Uitspraak
1.De uitspraak waarvan herziening is gevraagd
3.Beoordeling van de aanvraag
4.Beslissing
18 maart 2014.
Hoge Raad
In deze zaak heeft de Hoge Raad op 18 maart 2014 uitspraak gedaan over een aanvraag tot herziening van een eerder vonnis van de Kantonrechter in Amsterdam. De aanvrager, geboren in 1955, was eerder veroordeeld tot een geldboete van € 500,- en ontzegging van de bevoegdheid om motorrijtuigen te besturen voor de duur van vier maanden, wegens het niet voldoen aan de wettelijke verzekeringsplicht voor een motorrijtuig.
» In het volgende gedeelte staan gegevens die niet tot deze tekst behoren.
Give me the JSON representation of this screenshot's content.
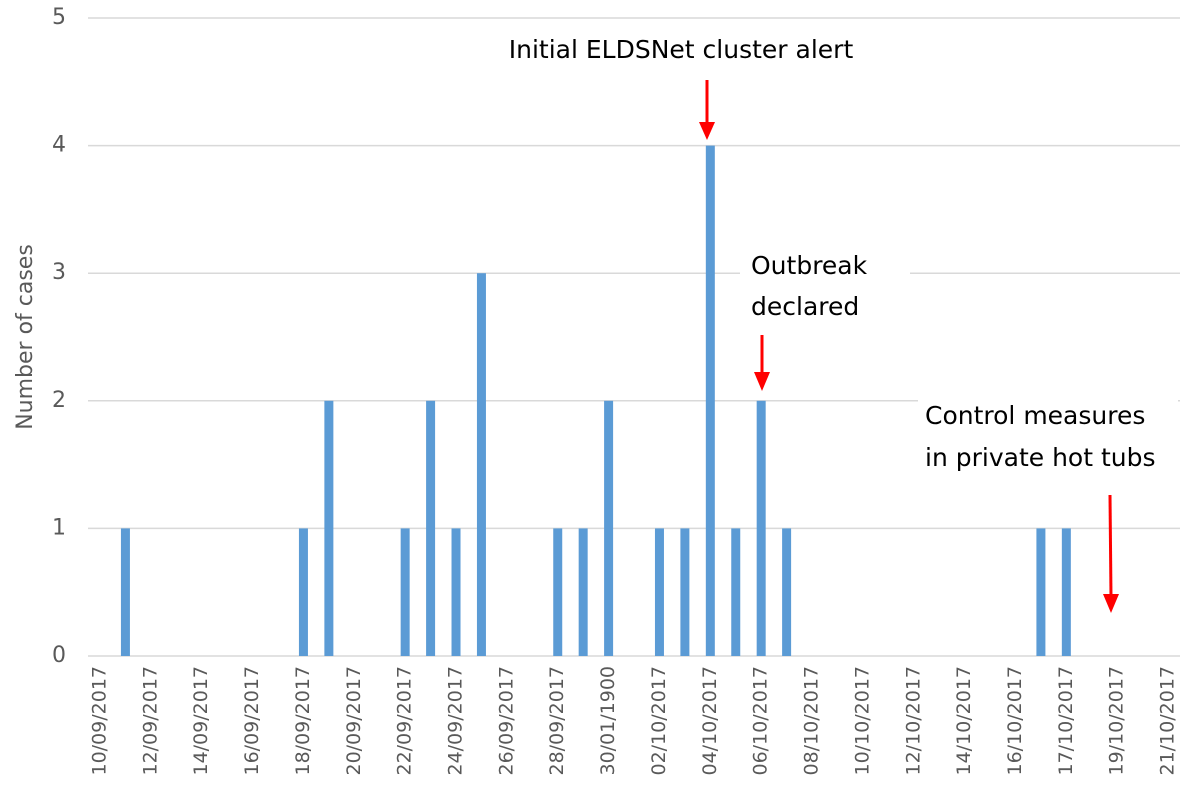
{
  "chart_data": {
    "type": "bar",
    "y_label": "Number of cases",
    "categories": [
      "10/09/2017",
      null,
      "12/09/2017",
      null,
      "14/09/2017",
      null,
      "16/09/2017",
      null,
      "18/09/2017",
      null,
      "20/09/2017",
      null,
      "22/09/2017",
      null,
      "24/09/2017",
      null,
      "26/09/2017",
      null,
      "28/09/2017",
      null,
      "30/01/1900",
      null,
      "02/10/2017",
      null,
      "04/10/2017",
      null,
      "06/10/2017",
      null,
      "08/10/2017",
      null,
      "10/10/2017",
      null,
      "12/10/2017",
      null,
      "14/10/2017",
      null,
      "16/10/2017",
      null,
      "17/10/2017",
      null,
      "19/10/2017",
      null,
      "21/10/2017"
    ],
    "values": [
      0,
      1,
      0,
      0,
      0,
      0,
      0,
      0,
      1,
      2,
      0,
      0,
      1,
      2,
      1,
      3,
      0,
      0,
      1,
      1,
      2,
      0,
      1,
      1,
      4,
      1,
      2,
      1,
      0,
      0,
      0,
      0,
      0,
      0,
      0,
      0,
      0,
      1,
      1,
      0,
      0,
      0,
      0
    ],
    "color": "#5b9bd5",
    "ylim": [
      0,
      5
    ],
    "yticks": [
      0,
      1,
      2,
      3,
      4,
      5
    ],
    "grid": true,
    "annotations": [
      {
        "text": [
          "Initial ELDSNet cluster alert"
        ]
      },
      {
        "text": [
          "Outbreak",
          "declared"
        ]
      },
      {
        "text": [
          "Control measures",
          "in private hot tubs"
        ]
      }
    ]
  }
}
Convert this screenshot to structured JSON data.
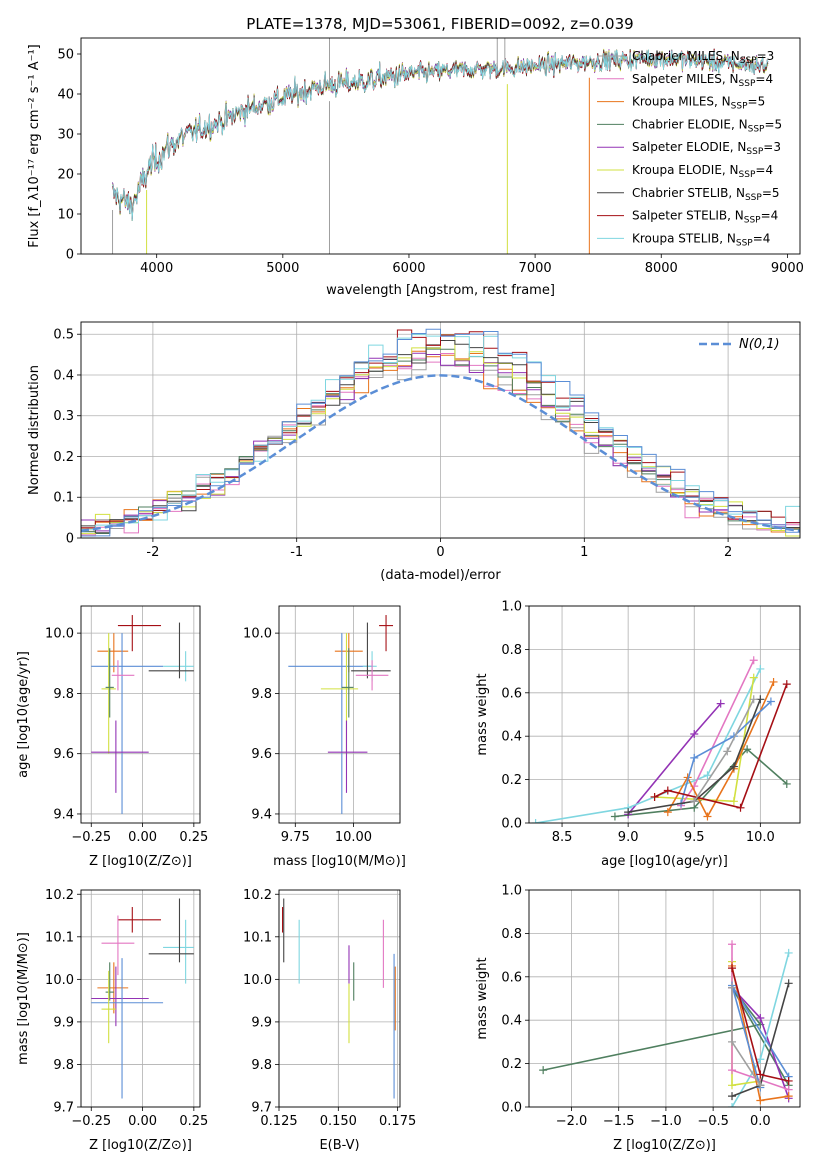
{
  "figure": {
    "title": "PLATE=1378, MJD=53061, FIBERID=0092, z=0.039"
  },
  "colors": {
    "Chabrier MILES": "#a0a0a0",
    "Salpeter MILES": "#e377c2",
    "Kroupa MILES": "#e8741c",
    "Chabrier ELODIE": "#4f7f5f",
    "Salpeter ELODIE": "#9333b5",
    "Kroupa ELODIE": "#d2e040",
    "Chabrier STELIB": "#444444",
    "Salpeter STELIB": "#a50f15",
    "Kroupa STELIB": "#7fd6e0",
    "normal_curve": "#5b8ed6",
    "blue_extra": "#5b8ed6"
  },
  "chart_data": [
    {
      "id": "spectrum",
      "type": "line",
      "title": "PLATE=1378, MJD=53061, FIBERID=0092, z=0.039",
      "xlabel": "wavelength [Angstrom, rest frame]",
      "ylabel": "Flux [f_λ10⁻¹⁷ erg cm⁻² s⁻¹ A⁻¹]",
      "xlim": [
        3400,
        9100
      ],
      "ylim": [
        0,
        54
      ],
      "xticks": [
        4000,
        5000,
        6000,
        7000,
        8000,
        9000
      ],
      "yticks": [
        0,
        10,
        20,
        30,
        40,
        50
      ],
      "grid": false,
      "legend": "right",
      "continuum_x": [
        3650,
        3800,
        3950,
        4100,
        4250,
        4500,
        4700,
        5000,
        5300,
        5600,
        6000,
        6400,
        6800,
        7200,
        7600,
        8000,
        8400,
        8850
      ],
      "continuum_y": [
        15,
        12,
        22,
        27,
        30,
        33,
        36,
        39,
        42,
        43,
        45,
        46,
        46.5,
        47.5,
        48.5,
        49,
        48,
        47
      ],
      "legend_entries": [
        {
          "name": "Chabrier MILES",
          "nssp": "3"
        },
        {
          "name": "Salpeter MILES",
          "nssp": "4"
        },
        {
          "name": "Kroupa MILES",
          "nssp": "5"
        },
        {
          "name": "Chabrier ELODIE",
          "nssp": "5"
        },
        {
          "name": "Salpeter ELODIE",
          "nssp": "3"
        },
        {
          "name": "Kroupa ELODIE",
          "nssp": "4"
        },
        {
          "name": "Chabrier STELIB",
          "nssp": "5"
        },
        {
          "name": "Salpeter STELIB",
          "nssp": "4"
        },
        {
          "name": "Kroupa STELIB",
          "nssp": "4"
        }
      ]
    },
    {
      "id": "residuals",
      "type": "histogram",
      "xlabel": "(data-model)/error",
      "ylabel": "Normed distribution",
      "xlim": [
        -2.5,
        2.5
      ],
      "ylim": [
        0,
        0.53
      ],
      "xticks": [
        -2,
        -1,
        0,
        1,
        2
      ],
      "yticks": [
        0.0,
        0.1,
        0.2,
        0.3,
        0.4,
        0.5
      ],
      "grid": true,
      "legend": "top-right",
      "legend_label": "N(0,1)",
      "bin_width": 0.1
    },
    {
      "id": "age_vs_Z",
      "type": "errorbar",
      "xlabel": "Z [log10(Z/Z⊙)]",
      "ylabel": "age  [log10(age/yr)]",
      "xlim": [
        -0.3,
        0.28
      ],
      "ylim": [
        9.37,
        10.09
      ],
      "xticks": [
        -0.25,
        0.0,
        0.25
      ],
      "xticklabels": [
        "−0.25",
        "0.00",
        "0.25"
      ],
      "yticks": [
        9.4,
        9.6,
        9.8,
        10.0
      ],
      "yticklabels": [
        "9.4",
        "9.6",
        "9.8",
        "10.0"
      ],
      "grid": true,
      "points": [
        {
          "s": "Salpeter STELIB",
          "x": -0.05,
          "y": 10.025,
          "xe": [
            -0.12,
            0.09
          ],
          "ye": [
            9.94,
            10.06
          ]
        },
        {
          "s": "Kroupa MILES",
          "x": -0.14,
          "y": 9.94,
          "xe": [
            -0.22,
            -0.07
          ],
          "ye": [
            9.87,
            10.0
          ]
        },
        {
          "s": "blue_extra",
          "x": -0.1,
          "y": 9.89,
          "xe": [
            -0.25,
            0.1
          ],
          "ye": [
            9.4,
            10.0
          ]
        },
        {
          "s": "Kroupa STELIB",
          "x": 0.21,
          "y": 9.89,
          "xe": [
            0.1,
            0.25
          ],
          "ye": [
            9.84,
            9.94
          ]
        },
        {
          "s": "Chabrier STELIB",
          "x": 0.18,
          "y": 9.875,
          "xe": [
            0.03,
            0.25
          ],
          "ye": [
            9.85,
            10.035
          ]
        },
        {
          "s": "Salpeter MILES",
          "x": -0.12,
          "y": 9.86,
          "xe": [
            -0.15,
            -0.04
          ],
          "ye": [
            9.81,
            9.91
          ]
        },
        {
          "s": "Kroupa ELODIE",
          "x": -0.165,
          "y": 9.815,
          "xe": [
            -0.2,
            -0.13
          ],
          "ye": [
            9.6,
            10.0
          ]
        },
        {
          "s": "Chabrier ELODIE",
          "x": -0.16,
          "y": 9.82,
          "xe": [
            -0.18,
            -0.14
          ],
          "ye": [
            9.72,
            9.95
          ]
        },
        {
          "s": "Salpeter ELODIE",
          "x": -0.13,
          "y": 9.605,
          "xe": [
            -0.25,
            0.03
          ],
          "ye": [
            9.47,
            9.71
          ]
        }
      ]
    },
    {
      "id": "age_vs_mass",
      "type": "errorbar",
      "xlabel": "mass [log10(M/M⊙)]",
      "ylabel": "",
      "xlim": [
        9.68,
        10.2
      ],
      "ylim": [
        9.37,
        10.09
      ],
      "xticks": [
        9.75,
        10.0
      ],
      "xticklabels": [
        "9.75",
        "10.00"
      ],
      "yticks": [
        9.4,
        9.6,
        9.8,
        10.0
      ],
      "yticklabels": [
        "9.4",
        "9.6",
        "9.8",
        "10.0"
      ],
      "grid": true,
      "points": [
        {
          "s": "Salpeter STELIB",
          "x": 10.14,
          "y": 10.025,
          "xe": [
            10.11,
            10.17
          ],
          "ye": [
            9.94,
            10.06
          ]
        },
        {
          "s": "Kroupa MILES",
          "x": 9.98,
          "y": 9.94,
          "xe": [
            9.92,
            10.04
          ],
          "ye": [
            9.87,
            10.0
          ]
        },
        {
          "s": "blue_extra",
          "x": 9.95,
          "y": 9.89,
          "xe": [
            9.72,
            10.08
          ],
          "ye": [
            9.4,
            10.0
          ]
        },
        {
          "s": "Kroupa STELIB",
          "x": 10.08,
          "y": 9.89,
          "xe": [
            10.04,
            10.1
          ],
          "ye": [
            9.84,
            9.94
          ]
        },
        {
          "s": "Chabrier STELIB",
          "x": 10.06,
          "y": 9.875,
          "xe": [
            9.99,
            10.16
          ],
          "ye": [
            9.85,
            10.035
          ]
        },
        {
          "s": "Salpeter MILES",
          "x": 10.08,
          "y": 9.86,
          "xe": [
            10.01,
            10.15
          ],
          "ye": [
            9.81,
            9.91
          ]
        },
        {
          "s": "Kroupa ELODIE",
          "x": 9.97,
          "y": 9.815,
          "xe": [
            9.86,
            10.02
          ],
          "ye": [
            9.6,
            10.0
          ]
        },
        {
          "s": "Chabrier ELODIE",
          "x": 9.98,
          "y": 9.82,
          "xe": [
            9.95,
            10.0
          ],
          "ye": [
            9.72,
            9.95
          ]
        },
        {
          "s": "Salpeter ELODIE",
          "x": 9.97,
          "y": 9.605,
          "xe": [
            9.89,
            10.06
          ],
          "ye": [
            9.47,
            9.71
          ]
        }
      ]
    },
    {
      "id": "weight_vs_age",
      "type": "line",
      "xlabel": "age  [log10(age/yr)]",
      "ylabel": "mass weight",
      "xlim": [
        8.25,
        10.3
      ],
      "ylim": [
        0,
        1
      ],
      "xticks": [
        8.5,
        9.0,
        9.5,
        10.0
      ],
      "xticklabels": [
        "8.5",
        "9.0",
        "9.5",
        "10.0"
      ],
      "yticks": [
        0,
        0.2,
        0.4,
        0.6,
        0.8,
        1.0
      ],
      "yticklabels": [
        "0.0",
        "0.2",
        "0.4",
        "0.6",
        "0.8",
        "1.0"
      ],
      "grid": true,
      "series": [
        {
          "s": "Chabrier ELODIE",
          "x": [
            8.9,
            9.5,
            9.9,
            10.2
          ],
          "y": [
            0.03,
            0.07,
            0.34,
            0.18
          ]
        },
        {
          "s": "Salpeter ELODIE",
          "x": [
            9.0,
            9.5,
            9.7
          ],
          "y": [
            0.04,
            0.41,
            0.55
          ]
        },
        {
          "s": "Kroupa STELIB",
          "x": [
            8.3,
            9.0,
            9.6,
            10.0
          ],
          "y": [
            0.0,
            0.07,
            0.22,
            0.71
          ]
        },
        {
          "s": "Kroupa ELODIE",
          "x": [
            9.2,
            9.8,
            9.95
          ],
          "y": [
            0.12,
            0.1,
            0.67
          ]
        },
        {
          "s": "Salpeter MILES",
          "x": [
            9.4,
            9.5,
            9.95
          ],
          "y": [
            0.08,
            0.17,
            0.75
          ]
        },
        {
          "s": "Kroupa MILES",
          "x": [
            9.3,
            9.45,
            9.6,
            9.8,
            10.1
          ],
          "y": [
            0.05,
            0.21,
            0.03,
            0.25,
            0.65
          ]
        },
        {
          "s": "blue_extra",
          "x": [
            9.4,
            9.5,
            9.8,
            10.08
          ],
          "y": [
            0.09,
            0.3,
            0.4,
            0.56
          ]
        },
        {
          "s": "Chabrier STELIB",
          "x": [
            9.0,
            9.5,
            9.8,
            10.0
          ],
          "y": [
            0.05,
            0.1,
            0.26,
            0.57
          ]
        },
        {
          "s": "Salpeter STELIB",
          "x": [
            9.2,
            9.3,
            9.85,
            10.2
          ],
          "y": [
            0.12,
            0.15,
            0.07,
            0.64
          ]
        },
        {
          "s": "Chabrier MILES",
          "x": [
            9.5,
            9.75,
            9.95
          ],
          "y": [
            0.1,
            0.33,
            0.57
          ]
        }
      ]
    },
    {
      "id": "mass_vs_Z",
      "type": "errorbar",
      "xlabel": "Z [log10(Z/Z⊙)]",
      "ylabel": "mass [log10(M/M⊙)]",
      "xlim": [
        -0.3,
        0.28
      ],
      "ylim": [
        9.7,
        10.21
      ],
      "xticks": [
        -0.25,
        0.0,
        0.25
      ],
      "xticklabels": [
        "−0.25",
        "0.00",
        "0.25"
      ],
      "yticks": [
        9.7,
        9.8,
        9.9,
        10.0,
        10.1,
        10.2
      ],
      "yticklabels": [
        "9.7",
        "9.8",
        "9.9",
        "10.0",
        "10.1",
        "10.2"
      ],
      "grid": true,
      "points": [
        {
          "s": "Salpeter STELIB",
          "x": -0.05,
          "y": 10.14,
          "xe": [
            -0.12,
            0.09
          ],
          "ye": [
            10.11,
            10.17
          ]
        },
        {
          "s": "Kroupa STELIB",
          "x": 0.21,
          "y": 10.075,
          "xe": [
            0.1,
            0.25
          ],
          "ye": [
            9.99,
            10.14
          ]
        },
        {
          "s": "Salpeter MILES",
          "x": -0.12,
          "y": 10.085,
          "xe": [
            -0.2,
            -0.04
          ],
          "ye": [
            10.01,
            10.15
          ]
        },
        {
          "s": "Chabrier STELIB",
          "x": 0.18,
          "y": 10.06,
          "xe": [
            0.03,
            0.25
          ],
          "ye": [
            10.04,
            10.19
          ]
        },
        {
          "s": "Kroupa MILES",
          "x": -0.14,
          "y": 9.98,
          "xe": [
            -0.22,
            -0.07
          ],
          "ye": [
            9.92,
            10.04
          ]
        },
        {
          "s": "Chabrier ELODIE",
          "x": -0.16,
          "y": 9.97,
          "xe": [
            -0.18,
            -0.14
          ],
          "ye": [
            9.95,
            10.04
          ]
        },
        {
          "s": "Salpeter ELODIE",
          "x": -0.13,
          "y": 9.955,
          "xe": [
            -0.25,
            0.03
          ],
          "ye": [
            9.89,
            10.03
          ]
        },
        {
          "s": "blue_extra",
          "x": -0.1,
          "y": 9.945,
          "xe": [
            -0.25,
            0.1
          ],
          "ye": [
            9.72,
            10.05
          ]
        },
        {
          "s": "Kroupa ELODIE",
          "x": -0.165,
          "y": 9.93,
          "xe": [
            -0.2,
            -0.13
          ],
          "ye": [
            9.85,
            10.02
          ]
        }
      ]
    },
    {
      "id": "mass_vs_ebv",
      "type": "errorbar",
      "xlabel": "E(B-V)",
      "ylabel": "",
      "xlim": [
        0.125,
        0.176
      ],
      "ylim": [
        9.7,
        10.21
      ],
      "xticks": [
        0.125,
        0.15,
        0.175
      ],
      "xticklabels": [
        "0.125",
        "0.150",
        "0.175"
      ],
      "yticks": [
        9.7,
        9.8,
        9.9,
        10.0,
        10.1,
        10.2
      ],
      "yticklabels": [
        "9.7",
        "9.8",
        "9.9",
        "10.0",
        "10.1",
        "10.2"
      ],
      "grid": true,
      "points": [
        {
          "s": "Salpeter STELIB",
          "x": 0.1265,
          "y": 10.14,
          "ye": [
            10.11,
            10.17
          ]
        },
        {
          "s": "Chabrier STELIB",
          "x": 0.127,
          "y": 10.06,
          "ye": [
            10.04,
            10.19
          ]
        },
        {
          "s": "Kroupa STELIB",
          "x": 0.1335,
          "y": 10.075,
          "ye": [
            9.99,
            10.14
          ]
        },
        {
          "s": "Salpeter ELODIE",
          "x": 0.1545,
          "y": 10.03,
          "ye": [
            9.99,
            10.08
          ]
        },
        {
          "s": "Kroupa ELODIE",
          "x": 0.1545,
          "y": 9.93,
          "ye": [
            9.85,
            9.99
          ]
        },
        {
          "s": "Chabrier ELODIE",
          "x": 0.1565,
          "y": 10.0,
          "ye": [
            9.95,
            10.04
          ]
        },
        {
          "s": "Salpeter MILES",
          "x": 0.169,
          "y": 10.07,
          "ye": [
            9.98,
            10.14
          ]
        },
        {
          "s": "Kroupa MILES",
          "x": 0.174,
          "y": 9.95,
          "ye": [
            9.88,
            10.03
          ]
        },
        {
          "s": "blue_extra",
          "x": 0.1735,
          "y": 9.9,
          "ye": [
            9.72,
            10.06
          ]
        }
      ]
    },
    {
      "id": "weight_vs_Z",
      "type": "line",
      "xlabel": "Z [log10(Z/Z⊙)]",
      "ylabel": "mass weight",
      "xlim": [
        -2.45,
        0.42
      ],
      "ylim": [
        0,
        1
      ],
      "xticks": [
        -2.0,
        -1.5,
        -1.0,
        -0.5,
        0.0
      ],
      "xticklabels": [
        "−2.0",
        "−1.5",
        "−1.0",
        "−0.5",
        "0.0"
      ],
      "yticks": [
        0,
        0.2,
        0.4,
        0.6,
        0.8,
        1.0
      ],
      "yticklabels": [
        "0.0",
        "0.2",
        "0.4",
        "0.6",
        "0.8",
        "1.0"
      ],
      "grid": true,
      "series": [
        {
          "s": "Chabrier ELODIE",
          "x": [
            -2.3,
            0.0,
            -0.3,
            0.3
          ],
          "y": [
            0.17,
            0.38,
            0.55,
            0.1
          ]
        },
        {
          "s": "Salpeter ELODIE",
          "x": [
            -0.3,
            0.0,
            0.3
          ],
          "y": [
            0.55,
            0.41,
            0.04
          ]
        },
        {
          "s": "Kroupa STELIB",
          "x": [
            -0.3,
            0.0,
            0.3
          ],
          "y": [
            0.0,
            0.22,
            0.71
          ]
        },
        {
          "s": "Kroupa ELODIE",
          "x": [
            -0.3,
            -0.3,
            0.0
          ],
          "y": [
            0.67,
            0.1,
            0.12
          ]
        },
        {
          "s": "Salpeter MILES",
          "x": [
            -0.3,
            -0.3,
            0.3
          ],
          "y": [
            0.75,
            0.17,
            0.08
          ]
        },
        {
          "s": "Kroupa MILES",
          "x": [
            -0.3,
            0.0,
            0.3
          ],
          "y": [
            0.65,
            0.03,
            0.05
          ]
        },
        {
          "s": "blue_extra",
          "x": [
            0.0,
            -0.3,
            0.3
          ],
          "y": [
            0.09,
            0.56,
            0.14
          ]
        },
        {
          "s": "Chabrier STELIB",
          "x": [
            -0.3,
            0.0,
            0.3
          ],
          "y": [
            0.05,
            0.1,
            0.57
          ]
        },
        {
          "s": "Salpeter STELIB",
          "x": [
            -0.3,
            0.0,
            0.3
          ],
          "y": [
            0.64,
            0.15,
            0.12
          ]
        },
        {
          "s": "Chabrier MILES",
          "x": [
            -0.3,
            -0.3,
            0.0
          ],
          "y": [
            0.55,
            0.3,
            0.1
          ]
        }
      ]
    }
  ]
}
De aanvrager stelde dat hij per 4 november 2003 niet meer aansprakelijk was voor de verplichtingen die voortvloeiden uit de tenaamstelling van het voertuig, en onderbouwde dit met een brief van de Dienst Wegverkeer en een proces-verbaal van politie. De Hoge Raad oordeelde dat de aanvraag tot herziening ongegrond was. De Hoge Raad stelde vast dat de datum van aangifte van diefstal bepalend was voor het verval van de verzekeringsplicht, en niet de datum van de diefstal zelf. Aangezien de aangifte pas op 22 december 2011 was gedaan, terwijl de aanvrager op 21 juni 2006 werd verweten niet aan zijn verzekeringsplicht te hebben voldaan, kon de aanvrager niet het in rechte te honoreren vertrouwen ontlenen aan de mededeling van de Dienst Wegverkeer. De Hoge Raad wees de aanvraag tot herziening af, omdat de aanvrager niet kon aantonen dat het onderzoek anders zou zijn verlopen indien de nieuwe informatie eerder bekend was geweest.